Earlier this year, Pace + Kyeli Smith of Connection Revolution invited me to participate in their World-Changing Writing Workshop. It was a grand success, with contributions from Chris Guillebeau, Jonathan Fields, Colleen Wainwright, Jennifer Louden, Johnny B. Truant and other literary and entrepreneurial hotshots.

The E-Goddesses were smiling down, because I was given the esteemed vote of “fave speaker of the series.” My reward? I get to share my segment with the masses — for free.

An Excerpt: The Nitty-Gritty of World-Changing Writing

Kyeli: Ellie asks, “How do you share the idea you have with people who don’t already agree?”

Danielle: Don’t bother.

Kyeli: Yeah, that’s a good answer. That ties into someone else’s question. Jane says, “How do you stop holding others’ expertise or credentials in such high esteem that it prevents you from believing that you have something new and different to offer?” I feel like those questions are related.

Danielle: Yep, they are. You don’t want to work with people who don’t have the same worldview as you. It’s always a disaster.

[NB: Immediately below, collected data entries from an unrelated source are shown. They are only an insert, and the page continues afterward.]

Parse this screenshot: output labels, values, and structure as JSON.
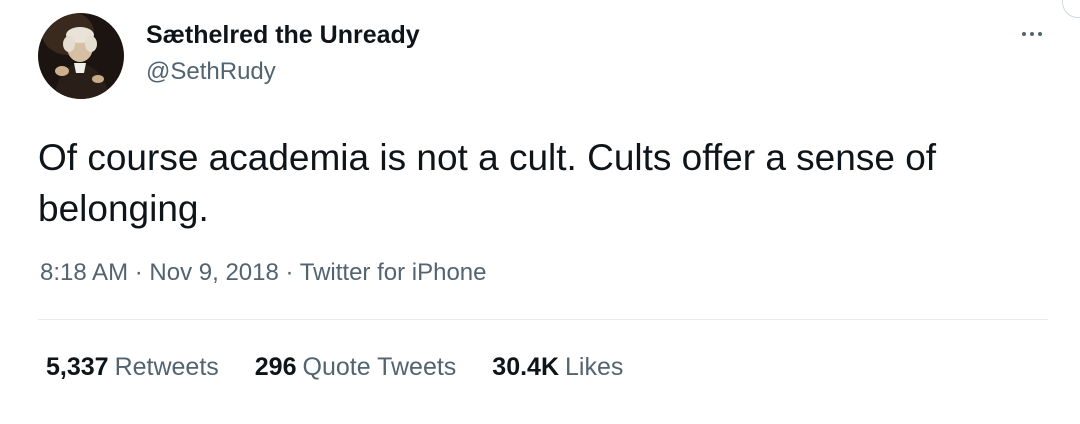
{
  "author": {
    "display_name": "Sæthelred the Unready",
    "handle": "@SethRudy",
    "avatar_icon": "portrait-avatar"
  },
  "menu": {
    "icon": "more-dots-icon"
  },
  "tweet": {
    "text": "Of course academia is not a cult. Cults offer a sense of belonging."
  },
  "meta": {
    "time": "8:18 AM",
    "separator": "·",
    "date": "Nov 9, 2018",
    "source": "Twitter for iPhone"
  },
  "stats": {
    "retweets": {
      "count": "5,337",
      "label": "Retweets"
    },
    "quotes": {
      "count": "296",
      "label": "Quote Tweets"
    },
    "likes": {
      "count": "30.4K",
      "label": "Likes"
    }
  },
  "colors": {
    "primary_text": "#0f1419",
    "secondary_text": "#536471",
    "divider": "#e6ecf0",
    "background": "#ffffff"
  }
}
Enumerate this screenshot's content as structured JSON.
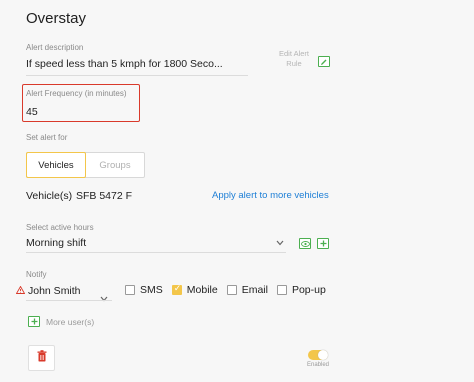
{
  "title": "Overstay",
  "alert_description": {
    "label": "Alert description",
    "value": "If speed less than 5 kmph for 1800 Seco...",
    "edit_rule_line1": "Edit Alert",
    "edit_rule_line2": "Rule"
  },
  "alert_frequency": {
    "label": "Alert Frequency (in minutes)",
    "value": "45"
  },
  "set_alert_for": {
    "label": "Set alert for",
    "tabs": [
      {
        "label": "Vehicles",
        "active": true
      },
      {
        "label": "Groups",
        "active": false
      }
    ]
  },
  "vehicles": {
    "label": "Vehicle(s)",
    "value": "SFB 5472 F",
    "apply_link": "Apply alert to more vehicles"
  },
  "active_hours": {
    "label": "Select active hours",
    "value": "Morning shift"
  },
  "notify": {
    "label": "Notify",
    "user": "John Smith",
    "options": [
      {
        "label": "SMS",
        "checked": false
      },
      {
        "label": "Mobile",
        "checked": true
      },
      {
        "label": "Email",
        "checked": false
      },
      {
        "label": "Pop-up",
        "checked": false
      }
    ],
    "more_users": "More user(s)"
  },
  "footer": {
    "toggle_label": "Enabled",
    "toggle_on": true
  },
  "colors": {
    "accent": "#f3c64a",
    "link": "#1e7fd6",
    "danger": "#d93a2b",
    "success": "#4caf50"
  }
}
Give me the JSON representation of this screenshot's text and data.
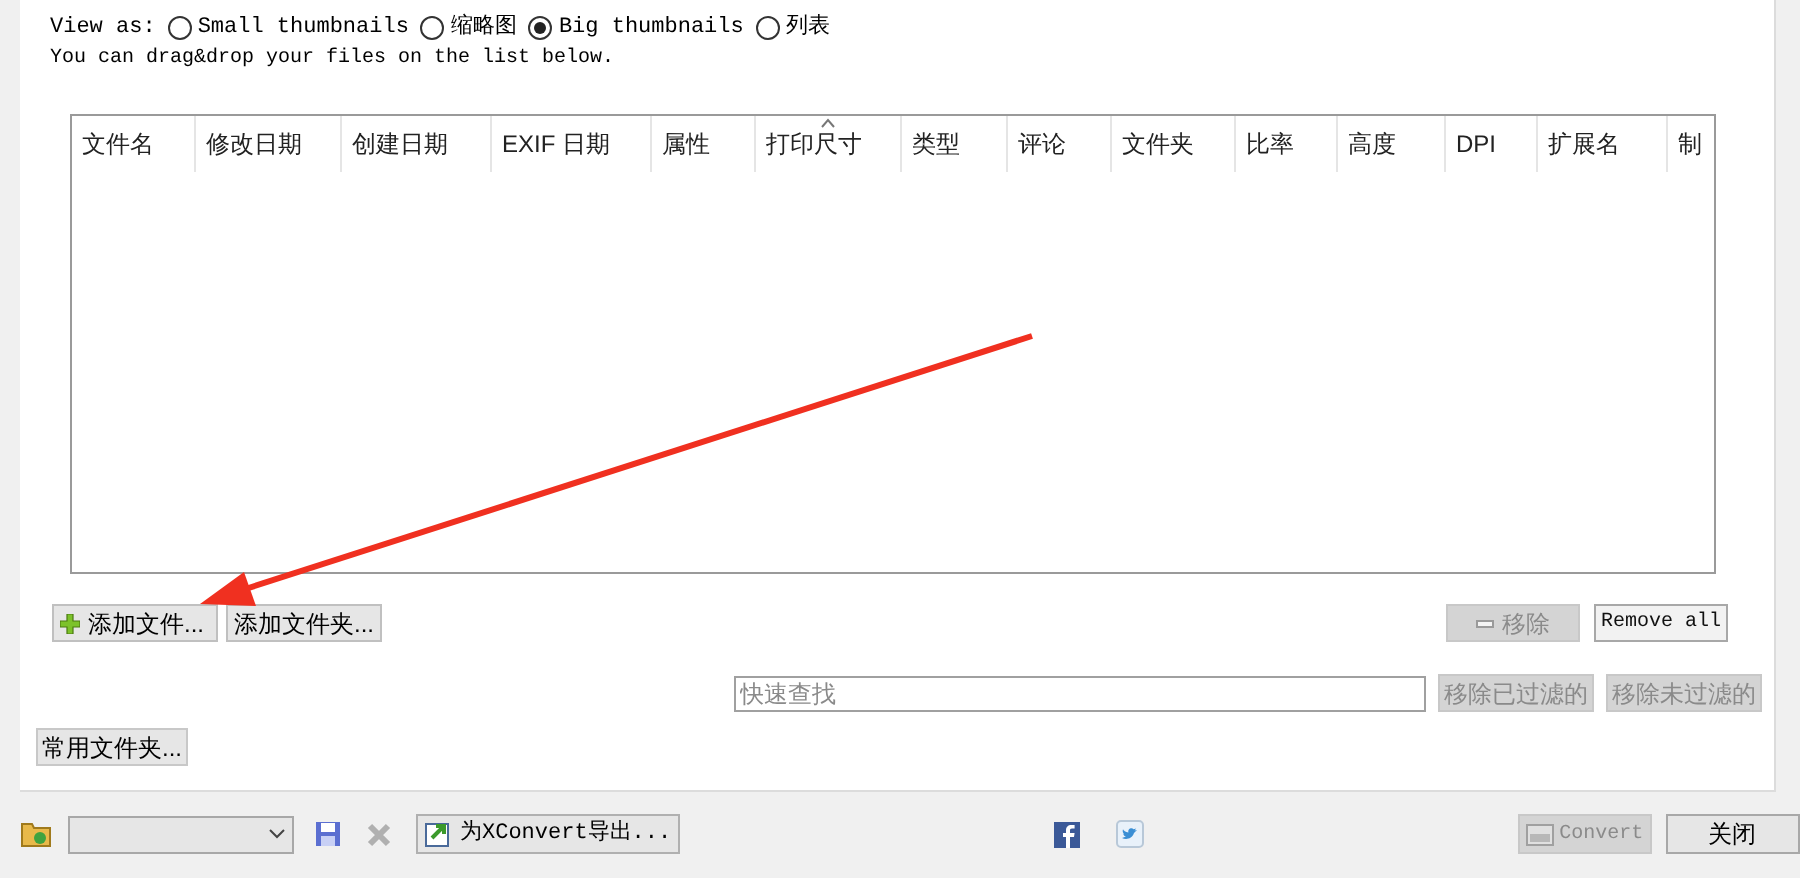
{
  "view_as": {
    "label": "View as:",
    "options": [
      {
        "label": "Small thumbnails",
        "selected": false
      },
      {
        "label": "缩略图",
        "selected": false
      },
      {
        "label": "Big thumbnails",
        "selected": true
      },
      {
        "label": "列表",
        "selected": false
      }
    ]
  },
  "hint": "You can drag&drop your files on the list below.",
  "file_list": {
    "columns": [
      {
        "label": "文件名",
        "sorted": false
      },
      {
        "label": "修改日期",
        "sorted": false
      },
      {
        "label": "创建日期",
        "sorted": false
      },
      {
        "label": "EXIF 日期",
        "sorted": false
      },
      {
        "label": "属性",
        "sorted": false
      },
      {
        "label": "打印尺寸",
        "sorted": true
      },
      {
        "label": "类型",
        "sorted": false
      },
      {
        "label": "评论",
        "sorted": false
      },
      {
        "label": "文件夹",
        "sorted": false
      },
      {
        "label": "比率",
        "sorted": false
      },
      {
        "label": "高度",
        "sorted": false
      },
      {
        "label": "DPI",
        "sorted": false
      },
      {
        "label": "扩展名",
        "sorted": false
      },
      {
        "label": "制",
        "sorted": false
      }
    ]
  },
  "add_buttons": [
    {
      "label": "添加文件...",
      "kind": "add-file"
    },
    {
      "label": "添加文件夹...",
      "kind": "plain"
    }
  ],
  "remove": {
    "label": "移除",
    "disabled": true
  },
  "remove_all": {
    "label": "Remove all",
    "disabled": false
  },
  "quick_search": {
    "placeholder": "快速查找"
  },
  "filter_buttons": [
    {
      "label": "移除已过滤的",
      "disabled": true
    },
    {
      "label": "移除未过滤的",
      "disabled": true
    }
  ],
  "favorites_button": {
    "label": "常用文件夹..."
  },
  "bottom_bar": {
    "export_button": {
      "label": "为XConvert导出..."
    },
    "convert": {
      "label": "Convert",
      "disabled": true
    },
    "close": {
      "label": "关闭"
    }
  }
}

You are going to burn up a lot of energy trying to convince people to see things the way that you see them. It’s a waste of time; it’s a waste of energy that you could be pouring into your authenticity and expressing yourself, and being of service to your tribe. Letting other people’s expertise eclipse you, or scare you, put you into a place of insecurity – that’s just the deep, ongoing human exercise of believing in yourself.

Kyeli: Right.

Danielle: I’ll use myself as an example for twenty seconds here. I was executive director of a DC-based think tank, and consulted to the Pentagon on the dynamics of social change, and I never went to college. I graduated from grade 12. The reason I tell you that is that yay, it can be done, but also, I learned to leverage my “lack of qualifications”. When you work in Washington, DC, you’re going to be asked on a daily basis where you went to university, and someone’s going to ask you some tricky question to figure out if you’re a Democrat or a Republican, and so whenever I got that question, I just said, “Nowhere.” It was impressive, at the time. They think, “Wow, you must be really smart.” I worked with a client earlier this year who was an interior designer who was making over $100,000 a year, and still thought that she needed to go back to school to get certified in interior decorating. And I said, “You know what your bio needs to say? That you’re self-taught.” You can wave the self-taught flag. And this all goes back to waving the flag of your passion. Your passion is your qualification. It’s your leading qualification.

Pace: Yeah!

Kyeli: That’s awesome.

Danielle: Next question!

Many thanks to Pace + Kyeli for their revolutionary grace + rock-solid content.